Seven ne nous donne pas de réponses, mais il nous confronte à un univers où l’on se rend compte que, parfois, nos actions les plus vertueuses peuvent se retourner contre nous, tout comme la quête de justice absolue peut se transformer en un mal pur, si radical qu’il en devient incompréhensible. La folie de John Doe réside non seulement dans la mise en œuvre de son plan, mais dans la réinterprétation de la justice elle-même : il condamne la société non seulement pour ses crimes, mais pour sa tentative de rendre absolue une notion de bien et de mal qui, par définition, n’a de sens que dans un contexte humain, limité et relatif.

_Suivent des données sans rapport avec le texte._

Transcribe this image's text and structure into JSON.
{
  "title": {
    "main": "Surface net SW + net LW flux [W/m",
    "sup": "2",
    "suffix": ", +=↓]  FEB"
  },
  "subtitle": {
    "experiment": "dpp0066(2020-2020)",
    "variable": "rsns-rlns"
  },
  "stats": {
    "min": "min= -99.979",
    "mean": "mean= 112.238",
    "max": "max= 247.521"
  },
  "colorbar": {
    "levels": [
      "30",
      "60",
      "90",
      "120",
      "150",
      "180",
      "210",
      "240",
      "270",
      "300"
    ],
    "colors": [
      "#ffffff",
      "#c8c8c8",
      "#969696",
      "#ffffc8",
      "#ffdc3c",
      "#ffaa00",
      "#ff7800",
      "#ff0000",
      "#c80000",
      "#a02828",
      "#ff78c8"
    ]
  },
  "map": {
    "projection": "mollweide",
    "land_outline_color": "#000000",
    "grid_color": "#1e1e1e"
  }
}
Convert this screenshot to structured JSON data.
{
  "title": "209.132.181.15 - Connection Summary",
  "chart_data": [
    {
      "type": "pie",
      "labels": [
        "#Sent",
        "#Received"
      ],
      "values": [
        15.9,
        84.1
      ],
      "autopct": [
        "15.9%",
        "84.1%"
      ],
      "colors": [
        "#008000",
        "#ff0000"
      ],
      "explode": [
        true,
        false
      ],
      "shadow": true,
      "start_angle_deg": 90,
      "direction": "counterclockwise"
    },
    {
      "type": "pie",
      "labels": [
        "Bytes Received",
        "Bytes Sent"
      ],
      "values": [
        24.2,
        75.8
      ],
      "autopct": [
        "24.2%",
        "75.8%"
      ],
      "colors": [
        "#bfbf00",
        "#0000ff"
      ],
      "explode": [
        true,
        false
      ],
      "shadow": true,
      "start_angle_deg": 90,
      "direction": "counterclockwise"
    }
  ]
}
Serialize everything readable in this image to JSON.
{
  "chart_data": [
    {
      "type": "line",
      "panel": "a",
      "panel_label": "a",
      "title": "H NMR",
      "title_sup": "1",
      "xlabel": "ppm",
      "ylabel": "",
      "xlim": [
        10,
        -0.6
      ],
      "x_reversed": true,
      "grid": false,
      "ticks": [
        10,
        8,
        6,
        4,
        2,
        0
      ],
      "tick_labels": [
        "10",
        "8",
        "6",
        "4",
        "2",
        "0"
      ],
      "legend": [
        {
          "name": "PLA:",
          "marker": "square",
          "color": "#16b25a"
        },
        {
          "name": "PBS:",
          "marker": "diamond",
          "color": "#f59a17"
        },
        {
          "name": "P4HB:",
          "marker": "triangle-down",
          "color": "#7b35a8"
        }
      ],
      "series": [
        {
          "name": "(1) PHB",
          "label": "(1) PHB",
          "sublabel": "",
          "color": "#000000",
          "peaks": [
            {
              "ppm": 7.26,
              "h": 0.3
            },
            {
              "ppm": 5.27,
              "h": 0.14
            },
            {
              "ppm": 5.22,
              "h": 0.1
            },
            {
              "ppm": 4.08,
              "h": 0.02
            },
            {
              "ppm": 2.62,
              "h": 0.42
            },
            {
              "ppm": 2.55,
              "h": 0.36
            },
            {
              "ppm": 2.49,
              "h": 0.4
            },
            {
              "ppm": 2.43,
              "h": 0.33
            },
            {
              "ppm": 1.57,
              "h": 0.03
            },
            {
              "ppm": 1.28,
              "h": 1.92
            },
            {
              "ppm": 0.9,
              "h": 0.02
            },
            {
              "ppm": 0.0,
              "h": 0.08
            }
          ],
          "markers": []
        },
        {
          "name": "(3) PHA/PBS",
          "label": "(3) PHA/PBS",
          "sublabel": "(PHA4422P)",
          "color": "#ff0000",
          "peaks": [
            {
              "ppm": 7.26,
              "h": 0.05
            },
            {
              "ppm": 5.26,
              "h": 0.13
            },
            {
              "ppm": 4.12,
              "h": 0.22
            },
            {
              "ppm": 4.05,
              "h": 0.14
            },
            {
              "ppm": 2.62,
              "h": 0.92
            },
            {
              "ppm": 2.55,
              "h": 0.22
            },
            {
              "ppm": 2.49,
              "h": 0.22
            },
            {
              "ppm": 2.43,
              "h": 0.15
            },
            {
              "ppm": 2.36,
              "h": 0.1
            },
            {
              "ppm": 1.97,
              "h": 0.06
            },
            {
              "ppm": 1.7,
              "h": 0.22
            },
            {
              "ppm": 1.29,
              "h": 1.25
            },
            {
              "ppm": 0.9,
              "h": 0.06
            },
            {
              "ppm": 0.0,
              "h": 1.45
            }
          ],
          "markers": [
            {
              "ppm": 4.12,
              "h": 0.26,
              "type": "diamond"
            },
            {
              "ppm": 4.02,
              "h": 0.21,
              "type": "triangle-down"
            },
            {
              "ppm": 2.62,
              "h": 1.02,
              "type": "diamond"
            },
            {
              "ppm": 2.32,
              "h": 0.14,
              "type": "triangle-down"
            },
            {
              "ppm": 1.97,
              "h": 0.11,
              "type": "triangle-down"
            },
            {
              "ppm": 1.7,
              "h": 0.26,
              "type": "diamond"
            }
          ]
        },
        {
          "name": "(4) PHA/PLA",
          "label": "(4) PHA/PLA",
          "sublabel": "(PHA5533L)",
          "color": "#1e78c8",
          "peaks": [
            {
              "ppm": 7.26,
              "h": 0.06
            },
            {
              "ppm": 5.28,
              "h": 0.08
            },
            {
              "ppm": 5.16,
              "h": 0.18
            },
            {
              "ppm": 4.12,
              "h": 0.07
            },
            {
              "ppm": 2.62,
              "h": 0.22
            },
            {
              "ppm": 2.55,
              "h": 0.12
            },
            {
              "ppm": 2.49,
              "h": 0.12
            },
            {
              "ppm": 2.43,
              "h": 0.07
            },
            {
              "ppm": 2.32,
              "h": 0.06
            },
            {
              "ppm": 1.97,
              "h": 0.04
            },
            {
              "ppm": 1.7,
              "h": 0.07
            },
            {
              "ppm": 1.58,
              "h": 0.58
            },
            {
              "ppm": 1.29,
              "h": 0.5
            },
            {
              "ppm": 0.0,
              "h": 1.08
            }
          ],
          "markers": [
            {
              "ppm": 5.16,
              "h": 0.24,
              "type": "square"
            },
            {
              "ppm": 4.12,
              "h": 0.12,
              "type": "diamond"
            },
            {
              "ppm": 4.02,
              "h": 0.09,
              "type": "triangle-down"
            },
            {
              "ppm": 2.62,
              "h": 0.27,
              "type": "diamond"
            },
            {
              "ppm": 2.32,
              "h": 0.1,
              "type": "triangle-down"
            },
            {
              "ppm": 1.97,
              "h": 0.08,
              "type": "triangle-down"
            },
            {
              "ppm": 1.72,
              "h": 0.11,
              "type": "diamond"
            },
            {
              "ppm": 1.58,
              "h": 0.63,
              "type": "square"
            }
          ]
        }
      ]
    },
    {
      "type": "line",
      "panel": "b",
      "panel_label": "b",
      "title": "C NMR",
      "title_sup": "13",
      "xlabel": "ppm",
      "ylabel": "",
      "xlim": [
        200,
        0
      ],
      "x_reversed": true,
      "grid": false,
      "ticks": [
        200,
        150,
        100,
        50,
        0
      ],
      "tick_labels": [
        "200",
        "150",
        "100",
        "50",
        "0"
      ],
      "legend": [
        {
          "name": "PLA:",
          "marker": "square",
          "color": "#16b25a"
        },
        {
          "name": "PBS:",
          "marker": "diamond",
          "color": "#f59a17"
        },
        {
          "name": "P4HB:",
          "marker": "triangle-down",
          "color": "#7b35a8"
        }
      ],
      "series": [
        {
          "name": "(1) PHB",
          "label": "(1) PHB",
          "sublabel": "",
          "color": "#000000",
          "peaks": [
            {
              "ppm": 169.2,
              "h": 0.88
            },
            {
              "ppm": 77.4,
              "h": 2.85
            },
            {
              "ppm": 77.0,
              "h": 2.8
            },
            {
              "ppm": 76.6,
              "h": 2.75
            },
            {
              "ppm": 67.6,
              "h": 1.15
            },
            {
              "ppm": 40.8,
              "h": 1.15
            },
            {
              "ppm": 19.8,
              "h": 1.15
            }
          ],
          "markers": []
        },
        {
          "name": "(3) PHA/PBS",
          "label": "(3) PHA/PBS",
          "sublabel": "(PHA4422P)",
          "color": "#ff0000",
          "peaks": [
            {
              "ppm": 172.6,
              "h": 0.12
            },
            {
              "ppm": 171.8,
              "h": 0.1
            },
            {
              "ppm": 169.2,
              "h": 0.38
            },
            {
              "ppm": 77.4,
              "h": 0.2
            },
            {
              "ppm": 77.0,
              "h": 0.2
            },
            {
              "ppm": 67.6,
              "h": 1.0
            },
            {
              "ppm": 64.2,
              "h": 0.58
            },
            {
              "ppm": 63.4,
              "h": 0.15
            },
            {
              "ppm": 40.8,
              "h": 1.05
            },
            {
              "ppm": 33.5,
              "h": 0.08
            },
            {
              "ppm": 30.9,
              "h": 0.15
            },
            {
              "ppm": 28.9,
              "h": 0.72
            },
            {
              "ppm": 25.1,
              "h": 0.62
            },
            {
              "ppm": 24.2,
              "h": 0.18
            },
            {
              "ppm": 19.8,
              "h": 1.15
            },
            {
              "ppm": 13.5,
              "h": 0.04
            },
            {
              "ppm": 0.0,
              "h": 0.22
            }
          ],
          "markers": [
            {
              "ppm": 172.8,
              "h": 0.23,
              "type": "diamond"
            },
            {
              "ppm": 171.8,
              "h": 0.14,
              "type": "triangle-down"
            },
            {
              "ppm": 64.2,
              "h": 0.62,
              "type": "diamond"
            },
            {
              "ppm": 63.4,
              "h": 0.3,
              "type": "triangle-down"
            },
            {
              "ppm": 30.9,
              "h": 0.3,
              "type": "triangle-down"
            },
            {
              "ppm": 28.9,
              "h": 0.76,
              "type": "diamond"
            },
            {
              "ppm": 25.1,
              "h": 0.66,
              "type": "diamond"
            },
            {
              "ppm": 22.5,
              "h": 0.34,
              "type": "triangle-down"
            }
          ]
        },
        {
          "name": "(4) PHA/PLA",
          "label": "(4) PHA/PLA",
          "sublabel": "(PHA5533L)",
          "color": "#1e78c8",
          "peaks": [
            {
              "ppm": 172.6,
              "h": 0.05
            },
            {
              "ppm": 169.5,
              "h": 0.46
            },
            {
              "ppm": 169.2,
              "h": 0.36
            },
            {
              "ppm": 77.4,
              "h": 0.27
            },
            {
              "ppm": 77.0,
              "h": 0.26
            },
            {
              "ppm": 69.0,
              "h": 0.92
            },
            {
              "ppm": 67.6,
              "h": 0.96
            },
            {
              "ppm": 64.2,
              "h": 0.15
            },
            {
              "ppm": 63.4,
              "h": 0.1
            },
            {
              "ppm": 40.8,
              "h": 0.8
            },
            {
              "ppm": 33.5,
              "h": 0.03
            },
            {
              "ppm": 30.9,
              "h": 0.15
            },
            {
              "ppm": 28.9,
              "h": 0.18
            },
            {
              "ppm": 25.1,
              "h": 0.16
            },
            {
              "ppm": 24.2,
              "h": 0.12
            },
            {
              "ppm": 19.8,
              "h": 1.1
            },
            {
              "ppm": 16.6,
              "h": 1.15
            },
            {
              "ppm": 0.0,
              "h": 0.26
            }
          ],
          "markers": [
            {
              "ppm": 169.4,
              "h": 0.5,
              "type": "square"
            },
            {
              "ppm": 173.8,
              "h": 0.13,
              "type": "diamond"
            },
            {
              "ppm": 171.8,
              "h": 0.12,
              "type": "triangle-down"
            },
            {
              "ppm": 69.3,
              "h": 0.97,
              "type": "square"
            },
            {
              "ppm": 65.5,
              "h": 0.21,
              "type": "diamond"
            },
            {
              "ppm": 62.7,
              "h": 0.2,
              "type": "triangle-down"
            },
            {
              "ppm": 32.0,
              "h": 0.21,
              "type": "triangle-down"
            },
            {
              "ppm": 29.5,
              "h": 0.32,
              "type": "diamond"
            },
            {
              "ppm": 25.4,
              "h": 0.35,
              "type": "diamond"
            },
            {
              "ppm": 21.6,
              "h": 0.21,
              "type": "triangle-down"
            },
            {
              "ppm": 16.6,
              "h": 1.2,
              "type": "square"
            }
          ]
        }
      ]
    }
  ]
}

En fin de compte, Seven est une exploration des paradoxes inhérents à notre perception du monde et à la manière dont nous appliquons des jugements. Fincher nous met face à cette vérité inconfortable : nous construisons des cadres de moralité et de justice pour nous-mêmes, mais ces cadres, lorsqu’ils sont poussés à l’extrême, révèlent leur propre fragilité, leurs propres contradictions. C’est dans cette tension que Seven trouve sa puissance : le film ne propose pas de solution, il nous laisse avec la question de savoir si la justice radicale de John Doe est plus juste que celle du système, ou si elle n’est qu’une autre forme de folie. Le message de Fincher, si tant est qu’il y en ait un, est aussi simple qu’effrayant : ne jamais se croire en possession de la vérité absolue.